What kind of things? Like the affordability of eating a high quality diet – her presumption was that it was expensive and when I said my experience was that good nutrition wasn’t precluded by a modest income, there wasn’t any question about how to accomplish that. It would have been better, I sensed, if I emphatically agreed that it was outrageously expensive to eat well. But I don’t think it serves people well to believe that it’s unrealistic financially for the average person to eat nutritiously – most people will just give up and feel nothing they do will make a difference when told they have to spend money they don’t have.
Then when she asked what foods we ate organically, I told her that our raw milk from grass-fed cows and free range eggs aren’t legally able to be labeled organic, but are what well-known grass farmer Joel Salatin has called ‘beyond organic’. But the only follow up to that was to ask if I buy organic milk from the store – no inquiry into what ‘beyond organic’ means, or what the benefits of eating animals raised in this way are, or to ask how to find local sources of free range eggs.
This is part of what is annoying about the organic focus – people ignore the quality of what they’re eating and assume it’s good for them because it’s organic. Many, many organic foods are processed and raised in virtually the same way as non-organic, except that pesticides aren’t used (though apparently the letter of the law may allow for some pesticides, and organics grown overseas aren’t restricted by US laws). Though I prefer to buy organic when it works for my budget, I’m simply not willing to pay significantly more for what doesn’t show me to be much more value. Foods don’t automatically become good for you because it’s organic; foods that aren’t high quality to begin with are just less bad for you.
Even though I try to eat animal products from animals that are treated humanely, I don’t like when food is turned into a moral or religious issue, and never approach nutrition from that perspective. I dislike when dogma becomes part of the discussion, though I obviously am aware of the broader societal applications of making certain food choices.
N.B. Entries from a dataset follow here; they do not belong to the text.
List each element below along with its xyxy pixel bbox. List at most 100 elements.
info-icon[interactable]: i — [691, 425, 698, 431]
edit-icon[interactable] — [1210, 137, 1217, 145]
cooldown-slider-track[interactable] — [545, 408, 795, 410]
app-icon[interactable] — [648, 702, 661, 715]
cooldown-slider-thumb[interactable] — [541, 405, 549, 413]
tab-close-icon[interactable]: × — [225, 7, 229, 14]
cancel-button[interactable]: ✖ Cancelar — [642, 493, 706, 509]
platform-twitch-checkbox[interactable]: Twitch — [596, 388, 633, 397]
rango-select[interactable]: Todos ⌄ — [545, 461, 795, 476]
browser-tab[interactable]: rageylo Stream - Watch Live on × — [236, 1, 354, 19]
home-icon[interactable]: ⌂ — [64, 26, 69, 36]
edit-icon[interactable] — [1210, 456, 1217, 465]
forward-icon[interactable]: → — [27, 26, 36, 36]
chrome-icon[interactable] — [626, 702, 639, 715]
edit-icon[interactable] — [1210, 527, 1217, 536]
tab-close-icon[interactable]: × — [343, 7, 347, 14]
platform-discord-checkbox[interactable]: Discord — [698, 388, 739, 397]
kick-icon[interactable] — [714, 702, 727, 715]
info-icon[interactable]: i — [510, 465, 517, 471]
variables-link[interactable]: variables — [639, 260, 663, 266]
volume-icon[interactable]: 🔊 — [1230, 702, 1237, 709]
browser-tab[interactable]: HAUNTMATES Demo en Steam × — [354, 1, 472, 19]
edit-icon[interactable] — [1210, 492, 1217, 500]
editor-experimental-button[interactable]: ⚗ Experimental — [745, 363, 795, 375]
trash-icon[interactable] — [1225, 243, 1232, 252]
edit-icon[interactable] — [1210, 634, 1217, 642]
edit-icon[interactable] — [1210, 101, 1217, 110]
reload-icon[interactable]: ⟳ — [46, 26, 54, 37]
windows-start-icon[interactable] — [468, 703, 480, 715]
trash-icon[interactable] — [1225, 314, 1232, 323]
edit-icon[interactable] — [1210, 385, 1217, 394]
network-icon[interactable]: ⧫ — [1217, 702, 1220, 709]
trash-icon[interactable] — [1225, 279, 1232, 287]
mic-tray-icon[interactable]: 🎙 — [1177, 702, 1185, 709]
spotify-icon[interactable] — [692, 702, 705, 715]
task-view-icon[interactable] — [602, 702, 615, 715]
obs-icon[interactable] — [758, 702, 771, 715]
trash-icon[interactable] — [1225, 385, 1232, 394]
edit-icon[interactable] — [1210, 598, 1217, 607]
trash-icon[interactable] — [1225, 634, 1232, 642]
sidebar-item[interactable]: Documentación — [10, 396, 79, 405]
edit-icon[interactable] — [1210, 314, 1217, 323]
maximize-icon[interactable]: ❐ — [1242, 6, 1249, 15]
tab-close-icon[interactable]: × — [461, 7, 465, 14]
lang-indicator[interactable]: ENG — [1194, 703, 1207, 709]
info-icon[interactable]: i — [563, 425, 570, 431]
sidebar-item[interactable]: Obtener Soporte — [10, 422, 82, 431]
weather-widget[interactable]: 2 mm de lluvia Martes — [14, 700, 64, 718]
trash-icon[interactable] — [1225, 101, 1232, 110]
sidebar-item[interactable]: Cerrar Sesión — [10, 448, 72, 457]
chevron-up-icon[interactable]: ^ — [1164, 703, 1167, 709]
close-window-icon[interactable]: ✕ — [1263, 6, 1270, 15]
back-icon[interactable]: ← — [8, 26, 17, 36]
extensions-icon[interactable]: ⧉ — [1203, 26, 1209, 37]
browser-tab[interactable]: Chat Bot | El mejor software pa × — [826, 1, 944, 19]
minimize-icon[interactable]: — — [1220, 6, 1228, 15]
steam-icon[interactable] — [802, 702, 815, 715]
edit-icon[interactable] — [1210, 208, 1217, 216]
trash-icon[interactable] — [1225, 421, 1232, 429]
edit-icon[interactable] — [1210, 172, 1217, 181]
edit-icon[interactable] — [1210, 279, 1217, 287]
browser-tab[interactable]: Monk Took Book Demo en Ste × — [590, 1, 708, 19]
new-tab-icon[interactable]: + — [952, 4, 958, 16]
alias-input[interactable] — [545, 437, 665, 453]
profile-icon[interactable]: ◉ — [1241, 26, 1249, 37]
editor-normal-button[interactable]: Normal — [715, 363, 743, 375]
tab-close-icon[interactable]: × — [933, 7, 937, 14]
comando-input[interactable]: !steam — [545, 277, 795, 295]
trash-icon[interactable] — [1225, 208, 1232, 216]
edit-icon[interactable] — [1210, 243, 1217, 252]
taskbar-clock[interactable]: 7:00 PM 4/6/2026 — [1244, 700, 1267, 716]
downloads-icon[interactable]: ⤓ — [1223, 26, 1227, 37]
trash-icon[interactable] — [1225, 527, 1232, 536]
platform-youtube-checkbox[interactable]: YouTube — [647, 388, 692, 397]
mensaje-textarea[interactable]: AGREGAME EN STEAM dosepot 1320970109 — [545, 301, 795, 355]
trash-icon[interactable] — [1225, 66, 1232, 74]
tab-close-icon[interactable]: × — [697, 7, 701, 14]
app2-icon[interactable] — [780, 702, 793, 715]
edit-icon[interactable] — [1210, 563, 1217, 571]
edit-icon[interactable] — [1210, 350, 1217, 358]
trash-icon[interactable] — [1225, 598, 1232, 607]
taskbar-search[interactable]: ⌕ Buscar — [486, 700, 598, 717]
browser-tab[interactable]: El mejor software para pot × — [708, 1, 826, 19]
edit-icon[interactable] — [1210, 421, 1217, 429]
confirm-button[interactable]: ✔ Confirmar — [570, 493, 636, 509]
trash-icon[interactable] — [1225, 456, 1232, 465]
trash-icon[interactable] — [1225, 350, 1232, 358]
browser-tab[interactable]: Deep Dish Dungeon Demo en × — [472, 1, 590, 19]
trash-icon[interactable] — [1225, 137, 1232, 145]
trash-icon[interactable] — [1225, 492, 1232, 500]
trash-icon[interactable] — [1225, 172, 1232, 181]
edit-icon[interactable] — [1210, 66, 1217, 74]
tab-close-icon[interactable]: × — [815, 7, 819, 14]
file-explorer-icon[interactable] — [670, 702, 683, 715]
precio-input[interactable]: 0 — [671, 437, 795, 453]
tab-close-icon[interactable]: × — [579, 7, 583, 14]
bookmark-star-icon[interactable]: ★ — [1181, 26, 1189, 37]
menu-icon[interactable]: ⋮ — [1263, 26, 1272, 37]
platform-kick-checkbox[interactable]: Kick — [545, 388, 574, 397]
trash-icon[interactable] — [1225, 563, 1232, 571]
The ethical treatment of people is much more important to me than the ethical treatment of animals, and far too many people in the ‘ethical treatment of animal’ camp don’t seem to have much compassion for people.
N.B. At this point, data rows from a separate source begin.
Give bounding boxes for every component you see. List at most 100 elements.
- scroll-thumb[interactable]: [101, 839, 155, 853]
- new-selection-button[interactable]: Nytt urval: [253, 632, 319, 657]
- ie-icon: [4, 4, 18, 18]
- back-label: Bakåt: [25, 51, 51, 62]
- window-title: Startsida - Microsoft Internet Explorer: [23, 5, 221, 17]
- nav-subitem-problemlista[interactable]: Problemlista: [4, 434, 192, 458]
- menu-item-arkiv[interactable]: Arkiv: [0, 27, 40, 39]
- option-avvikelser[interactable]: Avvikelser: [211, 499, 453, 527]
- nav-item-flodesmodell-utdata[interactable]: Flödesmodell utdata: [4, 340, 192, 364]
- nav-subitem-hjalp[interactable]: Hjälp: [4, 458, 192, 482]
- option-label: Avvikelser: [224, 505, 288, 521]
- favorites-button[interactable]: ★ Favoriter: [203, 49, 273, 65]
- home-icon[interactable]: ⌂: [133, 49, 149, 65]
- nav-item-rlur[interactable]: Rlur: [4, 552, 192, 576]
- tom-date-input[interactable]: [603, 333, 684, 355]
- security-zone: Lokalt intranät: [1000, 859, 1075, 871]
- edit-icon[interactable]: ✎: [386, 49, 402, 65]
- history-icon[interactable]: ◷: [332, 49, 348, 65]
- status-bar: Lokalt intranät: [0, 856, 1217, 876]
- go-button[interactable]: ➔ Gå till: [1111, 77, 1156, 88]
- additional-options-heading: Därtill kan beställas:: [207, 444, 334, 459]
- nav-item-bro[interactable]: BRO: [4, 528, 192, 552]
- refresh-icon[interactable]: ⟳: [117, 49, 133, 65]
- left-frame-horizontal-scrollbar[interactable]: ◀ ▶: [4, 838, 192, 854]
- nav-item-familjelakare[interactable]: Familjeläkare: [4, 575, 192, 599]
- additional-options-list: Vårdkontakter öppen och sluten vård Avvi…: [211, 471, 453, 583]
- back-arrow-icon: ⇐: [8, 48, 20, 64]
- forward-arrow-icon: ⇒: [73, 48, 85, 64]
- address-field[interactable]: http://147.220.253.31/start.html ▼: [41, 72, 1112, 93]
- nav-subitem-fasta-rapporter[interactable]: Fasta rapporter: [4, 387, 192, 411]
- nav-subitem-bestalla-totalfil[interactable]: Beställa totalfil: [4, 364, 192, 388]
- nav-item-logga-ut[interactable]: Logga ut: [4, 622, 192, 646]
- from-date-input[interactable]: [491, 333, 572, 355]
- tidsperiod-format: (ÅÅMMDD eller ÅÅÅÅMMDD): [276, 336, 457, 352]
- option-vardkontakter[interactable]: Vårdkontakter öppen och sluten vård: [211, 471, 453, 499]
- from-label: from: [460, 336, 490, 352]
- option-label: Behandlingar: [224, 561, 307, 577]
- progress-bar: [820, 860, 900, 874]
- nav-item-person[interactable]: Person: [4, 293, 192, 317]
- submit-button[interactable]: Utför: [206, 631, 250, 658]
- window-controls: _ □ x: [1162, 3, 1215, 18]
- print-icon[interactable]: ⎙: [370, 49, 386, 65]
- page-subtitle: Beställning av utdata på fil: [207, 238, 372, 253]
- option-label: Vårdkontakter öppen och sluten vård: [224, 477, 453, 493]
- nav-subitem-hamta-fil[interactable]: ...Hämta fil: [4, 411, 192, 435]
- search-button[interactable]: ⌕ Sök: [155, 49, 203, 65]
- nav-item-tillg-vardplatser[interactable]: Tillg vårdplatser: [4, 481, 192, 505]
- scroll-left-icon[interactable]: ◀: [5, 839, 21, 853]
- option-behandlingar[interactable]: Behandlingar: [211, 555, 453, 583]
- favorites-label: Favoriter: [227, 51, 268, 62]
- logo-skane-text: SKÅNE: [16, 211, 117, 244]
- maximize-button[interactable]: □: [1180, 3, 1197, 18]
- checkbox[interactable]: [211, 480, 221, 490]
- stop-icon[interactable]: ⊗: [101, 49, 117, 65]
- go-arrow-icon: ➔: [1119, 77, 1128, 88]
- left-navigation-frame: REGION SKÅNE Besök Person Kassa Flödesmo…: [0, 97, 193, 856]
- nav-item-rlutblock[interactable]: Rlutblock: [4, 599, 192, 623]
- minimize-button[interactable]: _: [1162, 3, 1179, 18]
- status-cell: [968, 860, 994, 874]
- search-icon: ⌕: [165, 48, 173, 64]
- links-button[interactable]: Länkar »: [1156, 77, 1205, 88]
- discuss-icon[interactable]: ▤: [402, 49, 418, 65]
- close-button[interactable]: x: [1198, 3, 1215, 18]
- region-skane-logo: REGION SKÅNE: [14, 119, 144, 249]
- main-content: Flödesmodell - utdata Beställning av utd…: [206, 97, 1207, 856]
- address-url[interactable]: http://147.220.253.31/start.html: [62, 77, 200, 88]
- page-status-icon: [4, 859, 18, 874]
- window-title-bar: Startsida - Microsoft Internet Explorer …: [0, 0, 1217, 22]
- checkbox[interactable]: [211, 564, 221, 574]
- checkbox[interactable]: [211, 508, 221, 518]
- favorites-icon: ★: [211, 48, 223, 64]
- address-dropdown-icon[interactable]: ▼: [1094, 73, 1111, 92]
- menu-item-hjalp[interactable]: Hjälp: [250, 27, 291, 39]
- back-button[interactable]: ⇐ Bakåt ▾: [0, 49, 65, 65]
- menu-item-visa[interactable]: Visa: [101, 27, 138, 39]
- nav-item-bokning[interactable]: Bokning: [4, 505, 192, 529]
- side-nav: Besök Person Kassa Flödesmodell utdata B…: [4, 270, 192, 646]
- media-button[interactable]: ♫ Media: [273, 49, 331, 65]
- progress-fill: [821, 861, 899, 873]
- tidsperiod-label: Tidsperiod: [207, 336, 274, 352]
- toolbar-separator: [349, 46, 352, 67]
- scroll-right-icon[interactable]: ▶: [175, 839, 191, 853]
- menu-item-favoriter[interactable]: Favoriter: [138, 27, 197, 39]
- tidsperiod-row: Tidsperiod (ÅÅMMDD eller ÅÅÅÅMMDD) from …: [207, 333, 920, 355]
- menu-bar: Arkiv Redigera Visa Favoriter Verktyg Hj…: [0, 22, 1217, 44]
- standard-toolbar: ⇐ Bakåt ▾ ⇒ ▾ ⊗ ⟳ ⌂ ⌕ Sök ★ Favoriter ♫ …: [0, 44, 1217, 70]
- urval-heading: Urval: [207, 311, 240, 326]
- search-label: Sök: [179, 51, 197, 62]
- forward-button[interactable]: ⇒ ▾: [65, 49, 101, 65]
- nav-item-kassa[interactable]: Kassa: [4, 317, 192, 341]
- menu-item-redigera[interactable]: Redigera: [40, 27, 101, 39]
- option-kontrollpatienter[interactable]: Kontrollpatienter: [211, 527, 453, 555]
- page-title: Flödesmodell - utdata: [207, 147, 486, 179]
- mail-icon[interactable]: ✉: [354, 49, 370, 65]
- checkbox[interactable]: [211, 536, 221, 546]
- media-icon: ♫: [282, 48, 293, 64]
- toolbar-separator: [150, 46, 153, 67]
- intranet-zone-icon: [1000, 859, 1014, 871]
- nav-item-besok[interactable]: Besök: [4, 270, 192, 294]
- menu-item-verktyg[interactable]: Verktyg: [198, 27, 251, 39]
An example is the story I remember hearing on the radio in Seattle of three masked men who beat someone over the head with a baseball bat until he was unconscious – because he worked in a laboratory where animals were used for testing. I would bet the irony of their concern for animals leading to this horrific action isn’t lost on the average person. More recently Lierre Keith, author of The Vegetarian Myth, was pied in the face with a pie laced with cayenne pepper when she was giving a talk – ironically, she was talking about the evils of factory farming when she was attacked. I therefore keep myself separate from that entire movement which has been coopted by radical elements that are frankly, seriously imbalanced.
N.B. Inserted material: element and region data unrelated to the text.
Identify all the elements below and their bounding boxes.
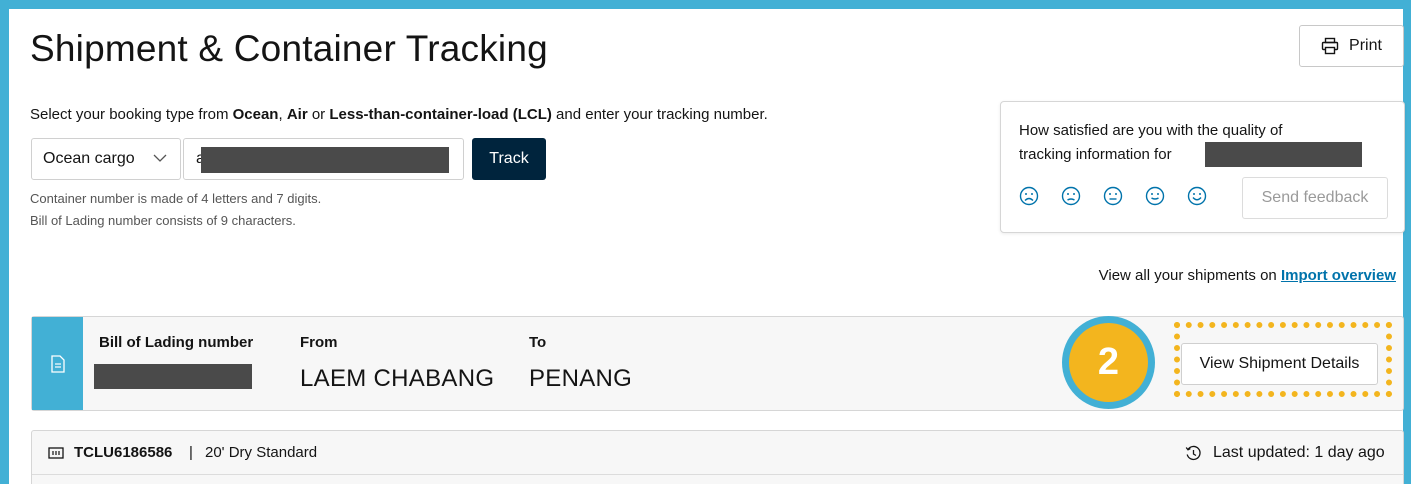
booking-type-select[interactable]: Ocean cargo bbox=[31, 138, 181, 180]
history-clock-icon bbox=[1185, 445, 1201, 461]
container-number-hint: Container number is made of 4 letters an… bbox=[30, 191, 322, 206]
instruction-or: or bbox=[307, 106, 330, 123]
printer-icon bbox=[1321, 37, 1339, 55]
send-feedback-button[interactable]: Send feedback bbox=[1242, 177, 1388, 219]
print-button[interactable]: Print bbox=[1299, 25, 1404, 67]
feedback-question-line1: How satisfied are you with the quality o… bbox=[1019, 122, 1283, 139]
import-overview-line: View all your shipments on Import overvi… bbox=[1099, 267, 1396, 284]
booking-type-value: Ocean cargo bbox=[43, 150, 135, 167]
from-label: From bbox=[300, 334, 338, 351]
highlight-frame-right bbox=[1403, 0, 1411, 484]
document-strip bbox=[32, 317, 83, 410]
search-instruction: Select your booking type from Ocean, Air… bbox=[30, 106, 768, 123]
rating-options bbox=[1019, 186, 1207, 206]
very-dissatisfied-icon[interactable] bbox=[1019, 186, 1039, 206]
container-separator: | bbox=[189, 444, 193, 461]
dissatisfied-icon[interactable] bbox=[1061, 186, 1081, 206]
redaction-bar bbox=[94, 364, 252, 389]
container-number: TCLU6186586 bbox=[74, 444, 173, 461]
destination-port: PENANG bbox=[529, 365, 633, 392]
document-icon bbox=[50, 354, 65, 373]
very-satisfied-icon[interactable] bbox=[1187, 186, 1207, 206]
view-shipment-details-button[interactable]: View Shipment Details bbox=[1181, 343, 1378, 385]
to-label: To bbox=[529, 334, 547, 351]
instruction-suffix: and enter your tracking number. bbox=[551, 106, 768, 123]
container-row[interactable]: TCLU6186586 | 20' Dry Standard Last upda… bbox=[32, 431, 1403, 475]
bol-number-label: Bill of Lading number bbox=[99, 334, 254, 351]
chevron-down-icon bbox=[153, 154, 167, 162]
feedback-card: How satisfied are you with the quality o… bbox=[1000, 101, 1405, 233]
feedback-question-line2: tracking information for bbox=[1019, 146, 1172, 163]
container-type: 20' Dry Standard bbox=[205, 444, 318, 461]
redaction-bar bbox=[201, 147, 449, 173]
type-lcl: Less-than-container-load (LCL) bbox=[329, 106, 552, 123]
import-overview-link[interactable]: Import overview bbox=[1281, 267, 1396, 284]
track-button[interactable]: Track bbox=[472, 138, 546, 180]
redaction-bar bbox=[1205, 142, 1362, 167]
step-badge: 2 bbox=[1069, 323, 1148, 402]
origin-port: LAEM CHABANG bbox=[300, 365, 495, 392]
highlight-frame-left bbox=[0, 0, 9, 484]
type-ocean: Ocean bbox=[232, 106, 279, 123]
bol-number-hint: Bill of Lading number consists of 9 char… bbox=[30, 213, 296, 228]
container-card: TCLU6186586 | 20' Dry Standard Last upda… bbox=[31, 430, 1404, 484]
last-updated: Last updated: 1 day ago bbox=[1213, 444, 1385, 461]
instruction-prefix: Select your booking type from bbox=[30, 106, 233, 123]
type-air: Air bbox=[286, 106, 308, 123]
highlight-frame-top bbox=[0, 0, 1411, 9]
neutral-icon[interactable] bbox=[1103, 186, 1123, 206]
page-title: Shipment & Container Tracking bbox=[30, 28, 548, 69]
overview-prefix: View all your shipments on bbox=[1098, 267, 1281, 284]
print-label: Print bbox=[1349, 37, 1382, 54]
container-icon bbox=[48, 447, 64, 459]
instruction-comma: , bbox=[278, 106, 287, 123]
satisfied-icon[interactable] bbox=[1145, 186, 1165, 206]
So when asked if I felt it was especially important from a religious perspective to eat organic and local on Rosh Hashana more than any other time, I’m sure I gave the ‘wrong’ answer. I responded that I don’t think it’s more important to care more about the quality of your food on the Jewish New Year than any other time, and that everyone should eat the best quality diet he is able to afford that fits with his needs.
Other than giving her details about locally sourced beef, I don’t think I was of much help to her. So I won’t expect to see my name anytime soon in the paper on this topic!